Southern Baptists are going to have disagreements about the truth and how to maintain accountability. But the way in which Southern Baptists disagree ought to reflect at least some semblance of the love Jesus said his followers would be known by. That love for one another has been hard to see in the SBC.
Truth and accountability are needed in matters related to SBC boards, committees, agencies, institutions, churches and their leaders. It ought to be possible among Christians to seek such truth and accountability without devolving into name-calling, political maneuvering, hostility and division. Yes, it ought to be possible, but the easier thing is to devolve. I know, because I’ve taken the easy way a time or two.
Most messengers to the SBC annual meeting generally are not counted among the leadership of the convention. As such, these messengers might argue they aren’t the ones generating the controversy and conflict.
The argument rings hollow, however, when one remembers Baptist polity understands leadership of the convention is held precisely by each individual messenger and local church. For decades, messengers have spectated at annual sparring matches among elected and appointed leaders without rising up to say: “Enough! This is not who we are, and we won’t tolerate your behavior.” That’s fertilizer for the SBC’s bad fruit.
On the eve of the SBC annual meeting June 13-16 in Nashville, Southern Baptists ought to be thinking about who they want to be. Instead, they likely are thinking about which of the four men nominated for SBC president they will vote for—a decision attended by its own set of controversies. They probably are wondering what actions will take place around critical race theory; what to make of Russell Moore’s leaked letters; what—if anything—will result from Southwestern Seminary’s report accusing Patterson of theft; and perhaps what will happen about sexual abuse in SBC churches.
In short, it doesn’t look like Southern Baptists will give their best energies to what they really want to be known for—missions and evangelism. Instead, their best energies will go to denominational politics, problems and intrigue. That’s a shame, in large part because it’s predictable.

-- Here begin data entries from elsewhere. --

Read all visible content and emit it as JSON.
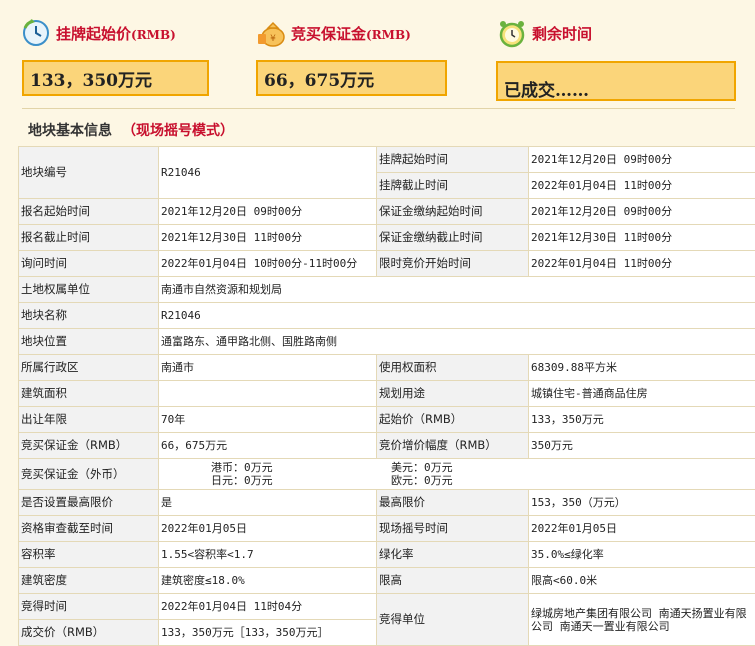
{
  "header": {
    "start_price_label": "挂牌起始价",
    "start_price_unit": "(RMB)",
    "start_price_value": "133，350万元",
    "deposit_label": "竞买保证金",
    "deposit_unit": "(RMB)",
    "deposit_value": "66，675万元",
    "remaining_label": "剩余时间",
    "remaining_value": "已成交……"
  },
  "section": {
    "title": "地块基本信息",
    "mode": "（现场摇号模式）"
  },
  "rows": {
    "plot_no_k": "地块编号",
    "plot_no_v": "R21046",
    "list_start_k": "挂牌起始时间",
    "list_start_v": "2021年12月20日 09时00分",
    "list_end_k": "挂牌截止时间",
    "list_end_v": "2022年01月04日 11时00分",
    "reg_start_k": "报名起始时间",
    "reg_start_v": "2021年12月20日 09时00分",
    "dep_start_k": "保证金缴纳起始时间",
    "dep_start_v": "2021年12月20日 09时00分",
    "reg_end_k": "报名截止时间",
    "reg_end_v": "2021年12月30日 11时00分",
    "dep_end_k": "保证金缴纳截止时间",
    "dep_end_v": "2021年12月30日 11时00分",
    "inquiry_k": "询问时间",
    "inquiry_v": "2022年01月04日 10时00分-11时00分",
    "bid_start_k": "限时竞价开始时间",
    "bid_start_v": "2022年01月04日 11时00分",
    "owner_k": "土地权属单位",
    "owner_v": "南通市自然资源和规划局",
    "name_k": "地块名称",
    "name_v": "R21046",
    "loc_k": "地块位置",
    "loc_v": "通富路东、通甲路北侧、国胜路南侧",
    "district_k": "所属行政区",
    "district_v": "南通市",
    "area_k": "使用权面积",
    "area_v": "68309.88平方米",
    "build_area_k": "建筑面积",
    "build_area_v": "",
    "use_k": "规划用途",
    "use_v": "城镇住宅-普通商品住房",
    "years_k": "出让年限",
    "years_v": "70年",
    "start_price_k": "起始价（RMB）",
    "start_price_v": "133，350万元",
    "deposit_k": "竞买保证金（RMB）",
    "deposit_v": "66，675万元",
    "increment_k": "竞价增价幅度（RMB）",
    "increment_v": "350万元",
    "fx_k": "竞买保证金（外币）",
    "fx_hkd": "港币：0万元",
    "fx_usd": "美元：0万元",
    "fx_jpy": "日元：0万元",
    "fx_eur": "欧元：0万元",
    "cap_k": "是否设置最高限价",
    "cap_v": "是",
    "max_k": "最高限价",
    "max_v": "153，350（万元）",
    "qual_k": "资格审查截至时间",
    "qual_v": "2022年01月05日",
    "lottery_k": "现场摇号时间",
    "lottery_v": "2022年01月05日",
    "far_k": "容积率",
    "far_v": "1.55<容积率<1.7",
    "green_k": "绿化率",
    "green_v": "35.0%≤绿化率",
    "density_k": "建筑密度",
    "density_v": "建筑密度≤18.0%",
    "height_k": "限高",
    "height_v": "限高<60.0米",
    "win_time_k": "竞得时间",
    "win_time_v": "2022年01月04日 11时04分",
    "deal_k": "成交价（RMB）",
    "deal_v": "133，350万元［133，350万元］",
    "winner_k": "竞得单位",
    "winner_v": "绿城房地产集团有限公司 南通天扬置业有限公司 南通天一置业有限公司"
  },
  "colors": {
    "accent_red": "#c8102e",
    "value_box_fill": "#fbd57a",
    "value_box_border": "#f0a500"
  }
}
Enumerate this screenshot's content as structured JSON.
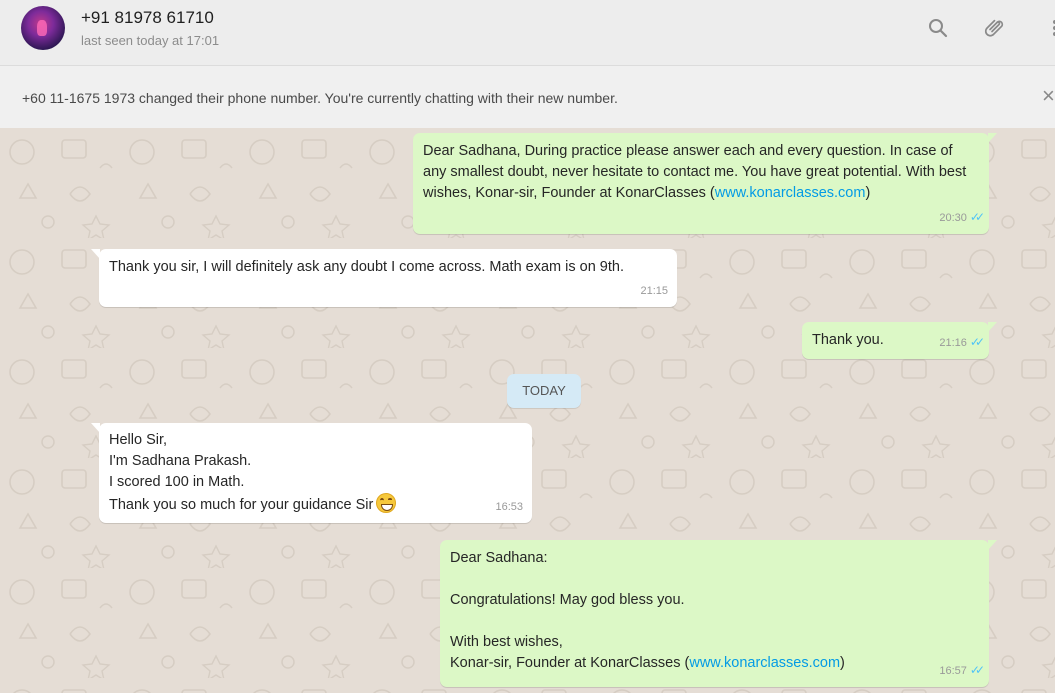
{
  "header": {
    "contact_name": "+91 81978 61710",
    "last_seen": "last seen today at 17:01",
    "icons": [
      "search-icon",
      "attach-icon",
      "menu-icon"
    ]
  },
  "notice": {
    "text": "+60 11-1675 1973 changed their phone number. You're currently chatting with their new number.",
    "close_glyph": "×"
  },
  "day_separator": "TODAY",
  "messages": [
    {
      "direction": "outgoing",
      "text": "Dear Sadhana, During practice please answer each and every question. In case of any smallest doubt, never hesitate to contact me. You have great potential. With best wishes, Konar-sir, Founder at KonarClasses (",
      "link": "www.konarclasses.com",
      "text_after": ")",
      "time": "20:30",
      "ticks": "✓✓"
    },
    {
      "direction": "incoming",
      "text": "Thank you sir, I will definitely ask any doubt I come across. Math exam is on 9th.",
      "time": "21:15"
    },
    {
      "direction": "outgoing",
      "text": "Thank you.",
      "time": "21:16",
      "ticks": "✓✓"
    },
    {
      "direction": "incoming",
      "text": "Hello Sir,\nI'm Sadhana Prakash.\nI scored 100 in Math.\nThank you so much for your guidance Sir",
      "emoji": "grinning-face",
      "time": "16:53"
    },
    {
      "direction": "outgoing",
      "text": "Dear Sadhana:\n\nCongratulations! May god bless you.\n\nWith best wishes,\nKonar-sir, Founder at KonarClasses (",
      "link": "www.konarclasses.com",
      "text_after": ")",
      "time": "16:57",
      "ticks": "✓✓"
    }
  ],
  "colors": {
    "outgoing_bubble": "#dcf8c6",
    "incoming_bubble": "#ffffff",
    "chat_background": "#e5ddd5",
    "link": "#039be5",
    "read_ticks": "#4fc3f7"
  }
}
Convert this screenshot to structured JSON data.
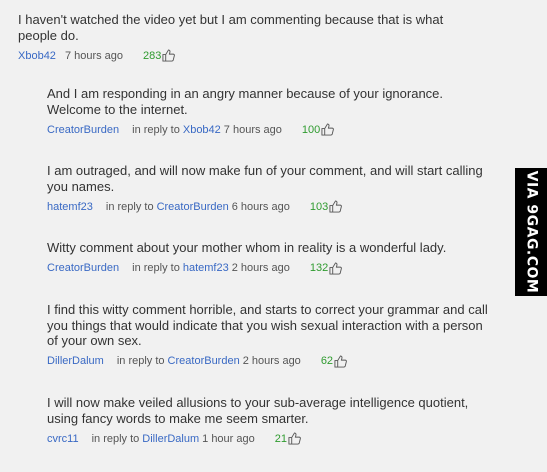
{
  "comments": [
    {
      "text": "I haven't watched the video yet but I am commenting because that is what people do.",
      "author": "Xbob42",
      "reply_prefix": "",
      "reply_to": "",
      "time": "7 hours ago",
      "likes": "283"
    },
    {
      "text": "And I am responding in an angry manner because of your ignorance. Welcome to the internet.",
      "author": "CreatorBurden",
      "reply_prefix": "in reply to",
      "reply_to": "Xbob42",
      "time": "7 hours ago",
      "likes": "100"
    },
    {
      "text": "I am outraged, and will now make fun of your comment, and will start calling you names.",
      "author": "hatemf23",
      "reply_prefix": "in reply to",
      "reply_to": "CreatorBurden",
      "time": "6 hours ago",
      "likes": "103"
    },
    {
      "text": "Witty comment about your mother whom in reality is a wonderful lady.",
      "author": "CreatorBurden",
      "reply_prefix": "in reply to",
      "reply_to": "hatemf23",
      "time": "2 hours ago",
      "likes": "132"
    },
    {
      "text": "I find this witty comment horrible, and starts to correct your grammar and call you things that would indicate that you wish sexual interaction with a person of your own sex.",
      "author": "DillerDalum",
      "reply_prefix": "in reply to",
      "reply_to": "CreatorBurden",
      "time": "2 hours ago",
      "likes": "62"
    },
    {
      "text": "I will now make veiled allusions to your sub-average intelligence quotient, using fancy words to make me seem smarter.",
      "author": "cvrc11",
      "reply_prefix": "in reply to",
      "reply_to": "DillerDalum",
      "time": "1 hour ago",
      "likes": "21"
    }
  ],
  "watermark": "VIA 9GAG.COM",
  "icons": {
    "like": "thumbs-up-icon"
  },
  "colors": {
    "link": "#3969c4",
    "likes": "#2f9b2f",
    "text": "#333333",
    "background": "#f1f1f1"
  }
}
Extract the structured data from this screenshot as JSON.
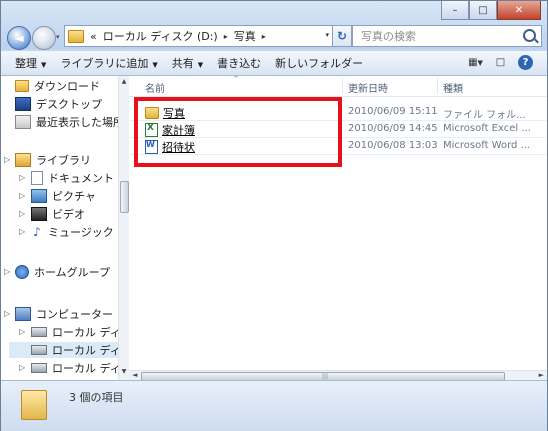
{
  "window": {
    "caption": {
      "minimize": "–",
      "maximize": "□",
      "close": "✕"
    }
  },
  "nav": {
    "back": "◄",
    "forward": "►",
    "dropdown": "▾"
  },
  "address": {
    "prefix": "«",
    "segments": [
      "ローカル ディスク (D:)",
      "写真"
    ],
    "separator": "▸",
    "dropdown": "▾",
    "refresh_icon": "↻"
  },
  "search": {
    "placeholder": "写真の検索"
  },
  "toolbar": {
    "buttons": [
      "整理",
      "ライブラリに追加",
      "共有",
      "書き込む",
      "新しいフォルダー"
    ],
    "dropdown_arrow": "▼",
    "help_label": "?"
  },
  "sidebar": {
    "items": [
      {
        "label": "ダウンロード",
        "icon": "downloads-icon"
      },
      {
        "label": "デスクトップ",
        "icon": "desktop-icon"
      },
      {
        "label": "最近表示した場所",
        "icon": "recent-places-icon"
      },
      {
        "label": "ライブラリ",
        "icon": "libraries-icon"
      },
      {
        "label": "ドキュメント",
        "icon": "documents-icon"
      },
      {
        "label": "ピクチャ",
        "icon": "pictures-icon"
      },
      {
        "label": "ビデオ",
        "icon": "videos-icon"
      },
      {
        "label": "ミュージック",
        "icon": "music-icon"
      },
      {
        "label": "ホームグループ",
        "icon": "homegroup-icon"
      },
      {
        "label": "コンピューター",
        "icon": "computer-icon"
      },
      {
        "label": "ローカル ディス",
        "icon": "drive-icon"
      },
      {
        "label": "ローカル ディス",
        "icon": "drive-icon"
      },
      {
        "label": "ローカル ディス",
        "icon": "drive-icon"
      }
    ],
    "selected_index": 11
  },
  "columns": [
    "名前",
    "更新日時",
    "種類"
  ],
  "files": [
    {
      "name": "写真",
      "modified": "2010/06/09 15:11",
      "type": "ファイル フォル...",
      "icon": "folder-icon"
    },
    {
      "name": "家計簿",
      "modified": "2010/06/09 14:45",
      "type": "Microsoft Excel ...",
      "icon": "excel-file-icon"
    },
    {
      "name": "招待状",
      "modified": "2010/06/08 13:03",
      "type": "Microsoft Word ...",
      "icon": "word-file-icon"
    }
  ],
  "highlight_color": "#e8101a",
  "status": {
    "count": "3 個の項目"
  },
  "glyphs": {
    "expand_arrow": "▷",
    "scroll_up": "▲",
    "scroll_down": "▼",
    "scroll_left": "◄",
    "scroll_right": "►",
    "grip": "|||",
    "sort_caret": "^",
    "music_note": "♪"
  }
}
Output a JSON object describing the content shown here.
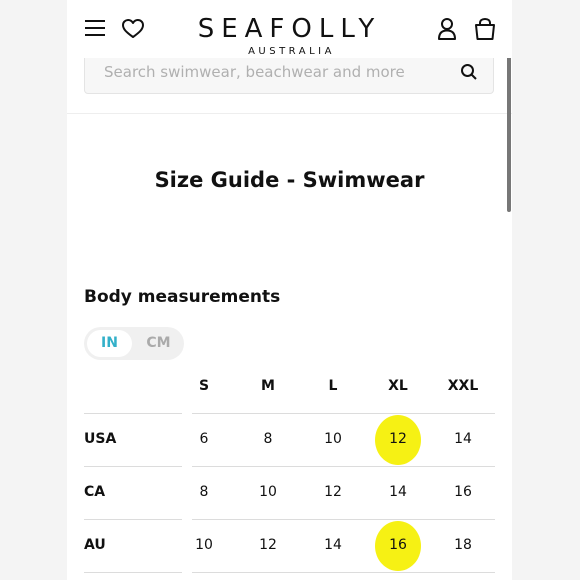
{
  "header": {
    "logo_main": "SEAFOLLY",
    "logo_sub": "AUSTRALIA",
    "icons": [
      "menu-icon",
      "heart-icon",
      "account-icon",
      "bag-icon"
    ]
  },
  "search": {
    "placeholder": "Search swimwear, beachwear and more",
    "icon": "search-icon"
  },
  "page_title": "Size Guide - Swimwear",
  "section_title": "Body measurements",
  "unit_toggle": {
    "active": "IN",
    "inactive": "CM",
    "active_color": "#33b0c9"
  },
  "size_table": {
    "columns": [
      "S",
      "M",
      "L",
      "XL",
      "XXL"
    ],
    "rows": [
      {
        "label": "USA",
        "values": [
          "6",
          "8",
          "10",
          "12",
          "14"
        ]
      },
      {
        "label": "CA",
        "values": [
          "8",
          "10",
          "12",
          "14",
          "16"
        ]
      },
      {
        "label": "AU",
        "values": [
          "10",
          "12",
          "14",
          "16",
          "18"
        ]
      }
    ],
    "highlighted_cells": [
      {
        "row": "USA",
        "column": "XL",
        "value": "12"
      },
      {
        "row": "AU",
        "column": "XL",
        "value": "16"
      }
    ],
    "highlight_color": "#f5f000"
  }
}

Who do Texas Baptists want to be?
Who Southern Baptists want to be is not a disinterested question for Texas Baptists.
In the course of trying to do good for the cause of Christ, Texas Baptists will disagree. As long as people work together and Jesus hasn’t returned, there will be disagreements—and sometimes, profound ones. But the way in which we disagree often is a clearer, louder and truer depiction of who we are and what we’re made of.
Texas Baptists ought to pay attention to all of what’s happening in the SBC and ask themselves, “Who do Texas Baptists want to be?”
If Texas Baptists want to be people who spread the gospel and share Jesus’ love, then they need to make sure the ways in which they disagree clearly communicate the gospel and Jesus’ love. Texas Baptist disagreements need to be tableaus of the Great Commission and Great Commandment.
Who do I want to be?
Who Southern Baptists want to be is not a disinterested question for me.
As someone who wants to follow Jesus, all my counsel to Southern Baptists and Texas Baptists applies to me, as well. Who I want to be is better than who I am.